A. Dataset table with heatmap of multiplexed protein sample cross-link pairwise channel log2ratios. B. Log2ratios of ions of both released peptides and their stump-containing y and b fragments contributing to quantitation of multiplexed protein sample 2 ADH1_YEAST cross-link SIGGEVFIDFTK²²⁴EK-VLGIDGGEGK²⁰⁷EELFR in the 818 versus 816 Channels. C. Apportionments of total observed intensities of the stump-containing SIGGEVFIDFTK²²⁴EK y12 fragment and peptide VLGIDGGEGK²⁰⁷EELFR ions among six overlapping channel isotope envelop

CONCLUSIONS

New technological developments in qXL-MS will help researchers illuminate the complex world of protein conformational and interaction dynamics. In the current work we have described the synthesis and application of multiplexed iqPIR cross-linking reagents, allowing for quantitative comparison of up to six samples in a single LC-MS run. The incorporation of ¹³C and ¹⁵N isotopes at selective locations within the iqPIR cross-linkers produces isobaric cross-linked peptides. Upon isolation, fragmentation, and tandem MS analysis, these isobaric peptides display unique isotope patterns which can be used for relative quantitation across iqPIR channels. Importantly, each fragment ion containing the isotope encoded portion of the cross-linker can be used for quantitation, allowing for multiple quantitative measurements and associated statistics to be calculated from a single spectrum.

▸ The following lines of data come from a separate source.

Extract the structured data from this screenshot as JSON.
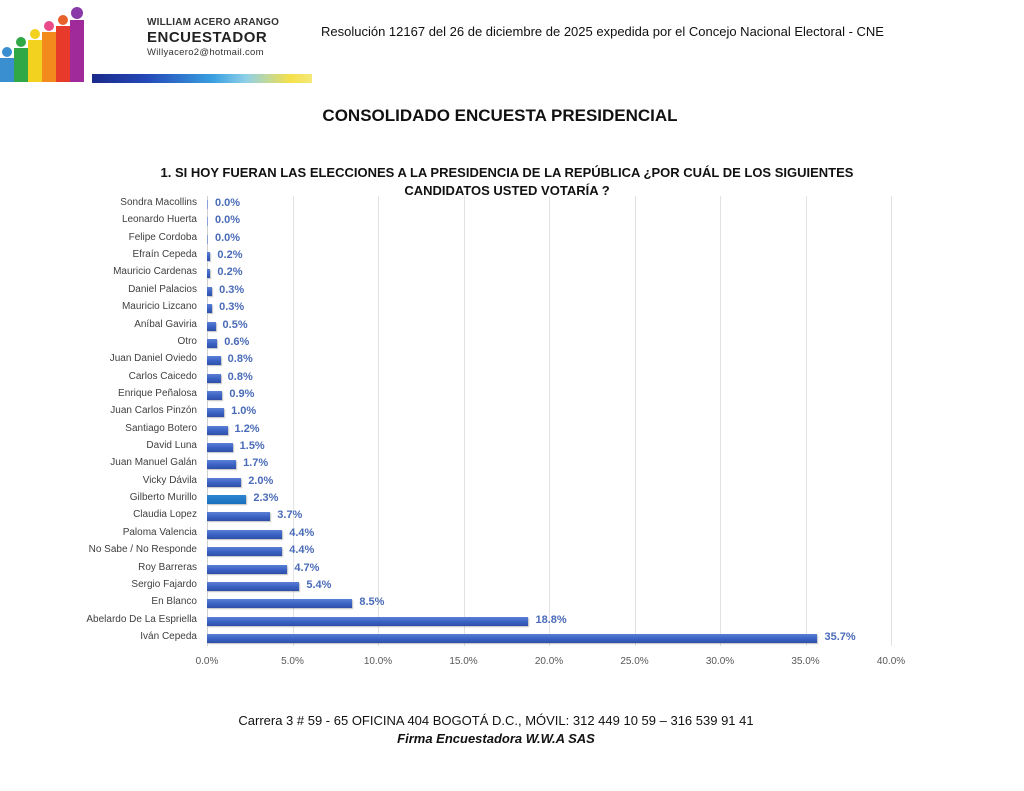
{
  "header": {
    "logo": {
      "name": "WILLIAM ACERO ARANGO",
      "role": "ENCUESTADOR",
      "email": "Willyacero2@hotmail.com"
    },
    "resolution": "Resolución 12167 del 26 de diciembre de 2025 expedida por el Concejo Nacional Electoral - CNE"
  },
  "page_title": "CONSOLIDADO ENCUESTA PRESIDENCIAL",
  "chart_data": {
    "type": "bar",
    "orientation": "horizontal",
    "title_line1": "1. SI HOY FUERAN LAS ELECCIONES A LA PRESIDENCIA DE LA REPÚBLICA ¿POR CUÁL DE LOS SIGUIENTES",
    "title_line2": "CANDIDATOS USTED VOTARÍA ?",
    "title": "1. SI HOY FUERAN LAS ELECCIONES A LA PRESIDENCIA DE LA REPÚBLICA ¿POR CUÁL DE LOS SIGUIENTES CANDIDATOS USTED VOTARÍA ?",
    "xlabel": "",
    "ylabel": "",
    "xlim": [
      0,
      40
    ],
    "grid": true,
    "legend": "none",
    "x_ticks": [
      "0.0%",
      "5.0%",
      "10.0%",
      "15.0%",
      "20.0%",
      "25.0%",
      "30.0%",
      "35.0%",
      "40.0%"
    ],
    "categories": [
      "Sondra Macollins",
      "Leonardo Huerta",
      "Felipe Cordoba",
      "Efraín Cepeda",
      "Mauricio Cardenas",
      "Daniel Palacios",
      "Mauricio Lizcano",
      "Aníbal Gaviria",
      "Otro",
      "Juan Daniel Oviedo",
      "Carlos Caicedo",
      "Enrique Peñalosa",
      "Juan Carlos Pinzón",
      "Santiago Botero",
      "David Luna",
      "Juan Manuel Galán",
      "Vicky Dávila",
      "Gilberto Murillo",
      "Claudia Lopez",
      "Paloma Valencia",
      "No Sabe / No Responde",
      "Roy Barreras",
      "Sergio Fajardo",
      "En Blanco",
      "Abelardo De La Espriella",
      "Iván Cepeda"
    ],
    "values": [
      0.0,
      0.0,
      0.0,
      0.2,
      0.2,
      0.3,
      0.3,
      0.5,
      0.6,
      0.8,
      0.8,
      0.9,
      1.0,
      1.2,
      1.5,
      1.7,
      2.0,
      2.3,
      3.7,
      4.4,
      4.4,
      4.7,
      5.4,
      8.5,
      18.8,
      35.7
    ],
    "value_labels": [
      "0.0%",
      "0.0%",
      "0.0%",
      "0.2%",
      "0.2%",
      "0.3%",
      "0.3%",
      "0.5%",
      "0.6%",
      "0.8%",
      "0.8%",
      "0.9%",
      "1.0%",
      "1.2%",
      "1.5%",
      "1.7%",
      "2.0%",
      "2.3%",
      "3.7%",
      "4.4%",
      "4.4%",
      "4.7%",
      "5.4%",
      "8.5%",
      "18.8%",
      "35.7%"
    ],
    "colors": {
      "bar": "#3c64c4",
      "highlight_bar": "#1a6fbc",
      "value_label": "#4a6bb8",
      "grid": "#e2e2e2"
    }
  },
  "footer": {
    "address": "Carrera  3 # 59 - 65  OFICINA  404 BOGOTÁ D.C.,  MÓVIL: 312 449 10 59 – 316 539 91 41",
    "firm": "Firma Encuestadora W.W.A SAS"
  }
}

To enable automated analysis of 6-plex iqPIR data, we present a method for quantifying peptides cross-linked with the six-channel iqPIR cross-linkers. For each cross-linked peptide pair identified in an MS2 spectrum, ions of both released peptides and their stump-containing y and b fragments are apportioned among the six overlapping channel isotope envelopes to minimize the difference with respect to expected peak intensities based on the predicted ion isotope envelopes. Using samples with standard proteins cross-linked with the six isobaric cross-linkers and mixed together at known relative concentrations, we demonstrate that the calculated qXL-MS quantitation is accurate and reproducible over a wide range of relative protein cross-link concentrations. A similar multiplexed analysis of six complex biological replicate HeLa samples resulted in calculated equimolar normalized cross-link concentrations, with pairwise channel log2ratios close to zero. A great benefit of analyzing six samples together for relative quantitation is further demonstrated by obtaining all 15 unique pairwise channel ratios for most quantified cross-links. This method is thus amenable to the quantitative analysis of time courses of environmental perturbations and treatment of cells with increasing doses of drugs. Our algorithm, furthermore, is extensible to quantitation using any number of isobaric cross-linkers with defined stump and reporter masses. XLinkDB was adapted with new features to store and display multiplex iqPIR data, paving the way for its use in large-scale qXL-MS studies such as evaluating drug treatment of breast cancer cells, described in an accompanying manuscript (Wippel et al. 2021, submitted).